Wednesday, September 4, 2019

The Gerrymandering Battle Rages On

Supreme Court Chief Justice John Roberts may have removed federal courts from having any role in gerrymandering fights back in June, but all that means is that by leaving these battles to the states that the state courts can now play for keeps, as the NC GOP just found out the hard way.

North Carolina’s political maps for the state legislature are unconstitutional and must be redrawn before the 2020 elections, a court has decided. 
A panel of judges struck down the maps Tuesday, in a 357-page ruling that focused on the level of political partisanship used to draw them. The maps were drawn in 2017 to replace previous maps, drawn in 2011, that had also been ruled unconstitutional. Both sets of maps were drawn by North Carolina’s Republican-led legislature. 
The judges found that “The North Carolina Supreme Court has long and consistently held that ‘our government is founded on the will of the people,’ that ‘their will is expressed by the ballot.’” 
And that fact helped the judges conclude that the maps violated the state constitution because “it is the carefully crafted maps, and not the will of the voters, that dictate the election outcomes in a significant number of legislative districts and, ultimately, the majority control of the General Assembly.” 
Tuesday’s decision may be the final word in this legal battle, since at least one top Republican lawmaker said he doesn’t plan to appeal the ruling. 

“This is a historic victory for the people of North Carolina,” said Bob Phillips, executive director of Common Cause North Carolina, one of the groups that sued to overturn the maps. “The court has made clear that partisan gerrymandering violates our state’s constitution and is unacceptable. Thanks to the court’s landmark decision, politicians in Raleigh will no longer be able to rig our elections through partisan gerrymandering.” 
The three-judge panel was unanimous in its ruling. The panel consisted of two Democrats — Paul Ridgeway of Wake County and Alma Hinton of Halifax County — and one Republican, Joseph Crosswhite of Iredell County. 
“The conclusions of this Court today reflect the unanimous and best efforts of the undersigned trial judges — each hailing from different geographic regions and each with differing ideological and political outlooks — to apply core constitutional principles to this complex and divisive topic,” they wrote.
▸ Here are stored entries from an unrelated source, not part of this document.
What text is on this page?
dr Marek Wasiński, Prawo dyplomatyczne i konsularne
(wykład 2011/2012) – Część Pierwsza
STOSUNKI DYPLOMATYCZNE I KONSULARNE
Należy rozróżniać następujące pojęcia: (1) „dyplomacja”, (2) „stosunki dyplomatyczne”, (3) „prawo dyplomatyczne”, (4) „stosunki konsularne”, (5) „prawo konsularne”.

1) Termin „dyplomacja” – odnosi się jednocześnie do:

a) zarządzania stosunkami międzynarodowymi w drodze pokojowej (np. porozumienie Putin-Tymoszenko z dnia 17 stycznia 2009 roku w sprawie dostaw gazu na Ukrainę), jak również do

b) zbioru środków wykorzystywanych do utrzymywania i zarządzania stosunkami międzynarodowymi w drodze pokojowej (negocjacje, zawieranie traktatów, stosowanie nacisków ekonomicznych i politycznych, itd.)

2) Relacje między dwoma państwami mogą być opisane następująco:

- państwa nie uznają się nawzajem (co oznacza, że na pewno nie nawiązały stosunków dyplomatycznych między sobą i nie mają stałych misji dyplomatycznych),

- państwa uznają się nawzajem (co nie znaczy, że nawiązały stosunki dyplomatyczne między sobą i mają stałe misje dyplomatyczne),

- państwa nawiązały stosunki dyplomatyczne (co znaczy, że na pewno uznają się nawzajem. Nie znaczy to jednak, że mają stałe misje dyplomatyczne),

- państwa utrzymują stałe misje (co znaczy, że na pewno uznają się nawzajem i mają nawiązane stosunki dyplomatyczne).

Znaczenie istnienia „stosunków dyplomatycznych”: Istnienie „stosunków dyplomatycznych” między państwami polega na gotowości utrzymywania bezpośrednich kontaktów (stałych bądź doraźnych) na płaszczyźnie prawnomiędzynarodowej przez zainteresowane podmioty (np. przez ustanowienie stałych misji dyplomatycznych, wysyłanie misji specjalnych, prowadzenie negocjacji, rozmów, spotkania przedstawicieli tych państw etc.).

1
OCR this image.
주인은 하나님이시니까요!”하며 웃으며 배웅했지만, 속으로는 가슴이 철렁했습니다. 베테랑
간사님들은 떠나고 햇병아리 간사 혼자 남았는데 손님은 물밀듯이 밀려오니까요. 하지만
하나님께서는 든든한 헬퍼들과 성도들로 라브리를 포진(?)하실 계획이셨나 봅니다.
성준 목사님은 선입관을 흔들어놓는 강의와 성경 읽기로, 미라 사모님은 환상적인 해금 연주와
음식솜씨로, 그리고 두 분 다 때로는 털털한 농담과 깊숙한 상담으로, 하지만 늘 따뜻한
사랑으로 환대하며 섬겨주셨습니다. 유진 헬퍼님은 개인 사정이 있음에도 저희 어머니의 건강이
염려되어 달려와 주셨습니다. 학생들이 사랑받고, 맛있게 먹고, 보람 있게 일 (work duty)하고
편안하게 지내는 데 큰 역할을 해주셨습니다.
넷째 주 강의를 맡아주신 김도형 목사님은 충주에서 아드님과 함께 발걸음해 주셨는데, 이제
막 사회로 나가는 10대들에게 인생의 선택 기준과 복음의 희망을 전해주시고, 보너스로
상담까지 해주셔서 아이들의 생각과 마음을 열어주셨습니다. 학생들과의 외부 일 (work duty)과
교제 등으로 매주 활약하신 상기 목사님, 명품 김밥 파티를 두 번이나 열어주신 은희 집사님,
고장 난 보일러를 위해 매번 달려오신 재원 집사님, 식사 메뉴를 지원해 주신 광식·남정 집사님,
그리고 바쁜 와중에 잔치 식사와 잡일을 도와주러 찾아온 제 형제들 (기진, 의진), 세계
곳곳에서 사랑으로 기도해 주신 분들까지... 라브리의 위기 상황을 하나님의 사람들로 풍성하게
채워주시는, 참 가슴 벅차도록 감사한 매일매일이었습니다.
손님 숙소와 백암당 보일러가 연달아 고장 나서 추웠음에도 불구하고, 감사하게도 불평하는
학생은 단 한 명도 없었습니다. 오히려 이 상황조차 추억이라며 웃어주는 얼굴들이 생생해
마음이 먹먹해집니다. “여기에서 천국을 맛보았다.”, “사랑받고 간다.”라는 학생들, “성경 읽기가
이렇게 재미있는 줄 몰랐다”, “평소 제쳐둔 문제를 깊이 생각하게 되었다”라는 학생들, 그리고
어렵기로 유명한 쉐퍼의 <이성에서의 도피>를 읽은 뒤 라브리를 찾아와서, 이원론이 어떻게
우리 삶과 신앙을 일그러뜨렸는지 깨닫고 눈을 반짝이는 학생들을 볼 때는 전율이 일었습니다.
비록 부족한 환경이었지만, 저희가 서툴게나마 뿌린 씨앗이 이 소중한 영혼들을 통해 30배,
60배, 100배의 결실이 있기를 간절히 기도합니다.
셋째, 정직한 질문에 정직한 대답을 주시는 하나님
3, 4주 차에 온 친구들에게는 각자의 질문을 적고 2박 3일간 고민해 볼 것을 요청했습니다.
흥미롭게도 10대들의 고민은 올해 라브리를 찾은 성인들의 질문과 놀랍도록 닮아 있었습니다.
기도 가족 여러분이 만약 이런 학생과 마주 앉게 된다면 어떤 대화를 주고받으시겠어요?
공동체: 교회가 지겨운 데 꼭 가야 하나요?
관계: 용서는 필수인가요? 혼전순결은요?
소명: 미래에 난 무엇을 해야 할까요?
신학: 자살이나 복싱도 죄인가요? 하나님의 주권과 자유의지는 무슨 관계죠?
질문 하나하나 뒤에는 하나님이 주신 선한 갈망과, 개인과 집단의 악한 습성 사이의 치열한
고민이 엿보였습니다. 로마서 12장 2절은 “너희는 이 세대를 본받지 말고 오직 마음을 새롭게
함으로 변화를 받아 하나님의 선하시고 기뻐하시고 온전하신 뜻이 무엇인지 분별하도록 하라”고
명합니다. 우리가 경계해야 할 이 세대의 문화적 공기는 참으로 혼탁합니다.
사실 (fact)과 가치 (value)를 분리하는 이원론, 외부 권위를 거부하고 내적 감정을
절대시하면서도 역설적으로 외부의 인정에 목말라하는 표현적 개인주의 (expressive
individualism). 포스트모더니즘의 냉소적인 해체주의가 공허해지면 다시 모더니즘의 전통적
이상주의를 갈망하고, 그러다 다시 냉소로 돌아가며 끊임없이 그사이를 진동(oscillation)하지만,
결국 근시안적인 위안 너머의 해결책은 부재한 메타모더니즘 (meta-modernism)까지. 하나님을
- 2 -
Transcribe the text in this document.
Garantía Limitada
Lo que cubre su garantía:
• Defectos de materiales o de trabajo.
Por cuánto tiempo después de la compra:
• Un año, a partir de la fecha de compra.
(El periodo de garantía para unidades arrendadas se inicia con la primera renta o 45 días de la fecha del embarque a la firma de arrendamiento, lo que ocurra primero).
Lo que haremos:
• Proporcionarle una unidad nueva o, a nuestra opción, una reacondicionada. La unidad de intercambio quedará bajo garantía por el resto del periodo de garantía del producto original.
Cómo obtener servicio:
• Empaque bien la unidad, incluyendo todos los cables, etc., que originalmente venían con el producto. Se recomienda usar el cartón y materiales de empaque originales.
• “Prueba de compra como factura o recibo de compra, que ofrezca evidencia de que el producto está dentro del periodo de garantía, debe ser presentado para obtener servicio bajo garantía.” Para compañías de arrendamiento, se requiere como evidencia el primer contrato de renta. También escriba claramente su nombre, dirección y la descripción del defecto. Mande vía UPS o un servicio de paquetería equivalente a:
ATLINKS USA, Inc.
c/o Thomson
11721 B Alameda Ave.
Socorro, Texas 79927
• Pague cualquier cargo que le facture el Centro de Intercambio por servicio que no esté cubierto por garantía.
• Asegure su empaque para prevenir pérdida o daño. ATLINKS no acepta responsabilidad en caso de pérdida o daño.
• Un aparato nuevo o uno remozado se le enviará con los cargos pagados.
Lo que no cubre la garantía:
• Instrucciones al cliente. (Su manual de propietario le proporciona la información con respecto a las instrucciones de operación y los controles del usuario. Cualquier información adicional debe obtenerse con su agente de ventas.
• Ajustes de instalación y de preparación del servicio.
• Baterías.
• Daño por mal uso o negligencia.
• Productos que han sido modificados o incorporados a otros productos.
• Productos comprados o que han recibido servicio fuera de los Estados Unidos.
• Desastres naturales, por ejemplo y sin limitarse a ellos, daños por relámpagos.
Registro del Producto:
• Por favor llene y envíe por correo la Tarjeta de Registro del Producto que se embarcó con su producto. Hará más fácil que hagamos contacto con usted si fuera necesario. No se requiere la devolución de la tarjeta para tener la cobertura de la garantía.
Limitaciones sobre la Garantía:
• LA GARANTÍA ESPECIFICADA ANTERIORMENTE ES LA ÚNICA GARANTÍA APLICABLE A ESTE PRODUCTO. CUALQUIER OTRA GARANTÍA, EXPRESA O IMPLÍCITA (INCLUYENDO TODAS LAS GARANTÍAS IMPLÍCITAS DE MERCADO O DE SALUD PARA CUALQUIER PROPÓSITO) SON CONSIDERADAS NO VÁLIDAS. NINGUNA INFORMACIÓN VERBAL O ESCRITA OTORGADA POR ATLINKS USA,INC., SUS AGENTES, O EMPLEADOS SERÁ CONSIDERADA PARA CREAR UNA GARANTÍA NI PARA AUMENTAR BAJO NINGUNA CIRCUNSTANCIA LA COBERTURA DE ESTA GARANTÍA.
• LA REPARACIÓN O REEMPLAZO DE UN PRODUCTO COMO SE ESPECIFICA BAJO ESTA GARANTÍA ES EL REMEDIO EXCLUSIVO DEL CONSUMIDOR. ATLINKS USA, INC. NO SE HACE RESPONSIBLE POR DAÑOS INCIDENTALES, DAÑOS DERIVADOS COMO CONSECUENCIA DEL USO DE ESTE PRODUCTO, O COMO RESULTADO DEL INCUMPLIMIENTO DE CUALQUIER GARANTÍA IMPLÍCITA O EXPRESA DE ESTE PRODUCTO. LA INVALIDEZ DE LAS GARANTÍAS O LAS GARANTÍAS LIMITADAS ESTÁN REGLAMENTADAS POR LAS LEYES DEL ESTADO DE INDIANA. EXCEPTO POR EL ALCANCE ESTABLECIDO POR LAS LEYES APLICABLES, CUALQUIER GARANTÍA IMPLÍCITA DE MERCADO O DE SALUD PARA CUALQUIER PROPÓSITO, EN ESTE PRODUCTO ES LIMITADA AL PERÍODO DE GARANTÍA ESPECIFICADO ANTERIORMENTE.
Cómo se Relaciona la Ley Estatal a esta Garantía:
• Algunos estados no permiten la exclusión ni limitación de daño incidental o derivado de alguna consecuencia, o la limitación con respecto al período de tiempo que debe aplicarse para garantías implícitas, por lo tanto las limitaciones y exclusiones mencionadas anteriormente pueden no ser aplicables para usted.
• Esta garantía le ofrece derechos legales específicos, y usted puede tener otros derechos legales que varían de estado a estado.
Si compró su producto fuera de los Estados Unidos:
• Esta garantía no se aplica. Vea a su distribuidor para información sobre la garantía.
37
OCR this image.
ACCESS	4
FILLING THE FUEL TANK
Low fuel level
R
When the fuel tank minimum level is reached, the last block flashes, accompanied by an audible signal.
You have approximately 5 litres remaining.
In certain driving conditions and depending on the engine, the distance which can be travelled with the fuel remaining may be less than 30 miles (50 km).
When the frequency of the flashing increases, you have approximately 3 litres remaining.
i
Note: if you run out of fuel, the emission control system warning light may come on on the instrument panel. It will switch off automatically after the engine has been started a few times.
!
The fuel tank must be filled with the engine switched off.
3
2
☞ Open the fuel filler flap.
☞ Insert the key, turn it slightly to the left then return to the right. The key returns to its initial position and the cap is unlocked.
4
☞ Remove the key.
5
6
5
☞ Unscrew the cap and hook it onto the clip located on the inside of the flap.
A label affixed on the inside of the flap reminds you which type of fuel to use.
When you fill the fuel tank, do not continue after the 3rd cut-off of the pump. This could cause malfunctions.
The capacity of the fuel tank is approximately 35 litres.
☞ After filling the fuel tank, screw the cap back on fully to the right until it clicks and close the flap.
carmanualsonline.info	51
Of course, the battle in NC is far from over, as Republicans overwhelmingly have control of the state House and Senate to redraw the maps, but thanks to the Roberts Court, NC Republicans can't cry foul.  The entire reason this ruling came about was that the GOP won in June, forcing the federal ruling against NC's gerrymandered districts to go back to state court. 

And hey, given that the federal and state judges found massively, overwhelming evidence of gerrymandering so egregious that it violated North Carolina's state constitution, it was a no-brainer (although not a given) that the state court this time would find the same thing.

Redrawing Pennsylvania's districts made a huge difference a few years ago.  Now it seems North Carolina will get a turn at fairness.